Our destination (a standard Linux XFS file system) contains many trees with files that are identical (in name and content) to those in other trees. Once rclone sync
is run we use the hardlink
command to consolidate all duplicates into a single physical file that is hard-linked across all trees. This is required and saves a HUGE amount of space. After hard-linking, the time stamps and permissions of these files all become identical (the last one "wins") and need to be considered irrelevant in the context of another sync from the (sftp) source. The files on the source are all physically separate (but still identical), however their time stamps can all be different. This causes them to be copied unnecessarily when the next sync is performed. How do we prevent this?
If the sizes of the source and destination files are different, then obviously the file needs to be copied. But if they are the same, is there an efficient way to tell if their contents are identical and thus avoid a copy operation? Some of the files are very large, and the unnecessary copy wastes a lot of time and bandwidth.
Run the command 'rclone version' and share the full output of the command.
rclone v1.57.0-DEV
- os/version: redhat 8.6
- os/kernel: 4.18.0-372.52.1.el8_6.ppc64le (ppc64le)
- os/type: linux
- os/arch: ppc64le
- go/version: go1.16.12
- go/linking: dynamic
- go/tags: none
Which cloud storage system are you using? (eg Google Drive)
No cloud storage.
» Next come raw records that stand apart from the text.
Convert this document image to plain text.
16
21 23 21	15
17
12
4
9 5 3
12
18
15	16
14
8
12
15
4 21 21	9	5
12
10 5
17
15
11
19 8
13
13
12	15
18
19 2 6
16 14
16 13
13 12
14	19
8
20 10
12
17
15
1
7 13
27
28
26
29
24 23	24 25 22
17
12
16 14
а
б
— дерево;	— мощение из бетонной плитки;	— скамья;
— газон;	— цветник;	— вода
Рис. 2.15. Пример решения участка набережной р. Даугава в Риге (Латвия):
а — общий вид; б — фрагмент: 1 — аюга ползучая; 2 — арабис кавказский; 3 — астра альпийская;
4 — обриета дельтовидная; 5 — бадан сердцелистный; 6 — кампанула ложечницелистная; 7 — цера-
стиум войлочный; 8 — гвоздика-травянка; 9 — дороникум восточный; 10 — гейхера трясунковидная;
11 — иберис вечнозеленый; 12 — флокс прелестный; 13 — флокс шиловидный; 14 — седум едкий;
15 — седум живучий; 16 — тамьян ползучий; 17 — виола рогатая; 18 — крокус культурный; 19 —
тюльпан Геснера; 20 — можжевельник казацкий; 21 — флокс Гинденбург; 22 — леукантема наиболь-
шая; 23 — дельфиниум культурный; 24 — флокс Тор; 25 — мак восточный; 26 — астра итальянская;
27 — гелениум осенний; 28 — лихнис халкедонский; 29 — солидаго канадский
The source is Red Hat's business partner Linux system accessed via SFTP.
The command you were trying to run (eg rclone copy /tmp remote:tmp
)
rclone sync --log-file=logfile --log-level=INFO redhat:our_hashed_partner_dir /our/local/destination
The rclone config contents with secrets removed.
[redhat]
type = sftp
host = sftp.connect.redhat.com
user = our_user_name
key_file = /root/.ssh/rh_ecdsa
# Work around the fact that the sftp backend doesn't (yet) support --links
# Hopefully https://github.com/rclone/rclone/issues/5011 will fix this problem.
skip_links = true
md5sum_command = none
sha1sum_command = none
A log from the command with the -vv
flag
I don't have such a log available, but the log I do have contains a large number of entries of the form:
2023/07/12 15:37:10 INFO : path/to/file: Copied (replaced existing)
and a tail-end summary that typically looks like:
Transferred: 38.816 GiB / 38.816 GiB, 100%, 1.642 MiB/s, ETA 0s
Checks: 1186055 / 1186055, 100%
Transferred: 14551 / 14551, 100%
Elapsed time: 37m39.3s
As you can see, a very large amount of data is transferred when very few files on the source (if any) have been changed. I might be able to report back later with a -vv
log run against a subset of the trees if needed.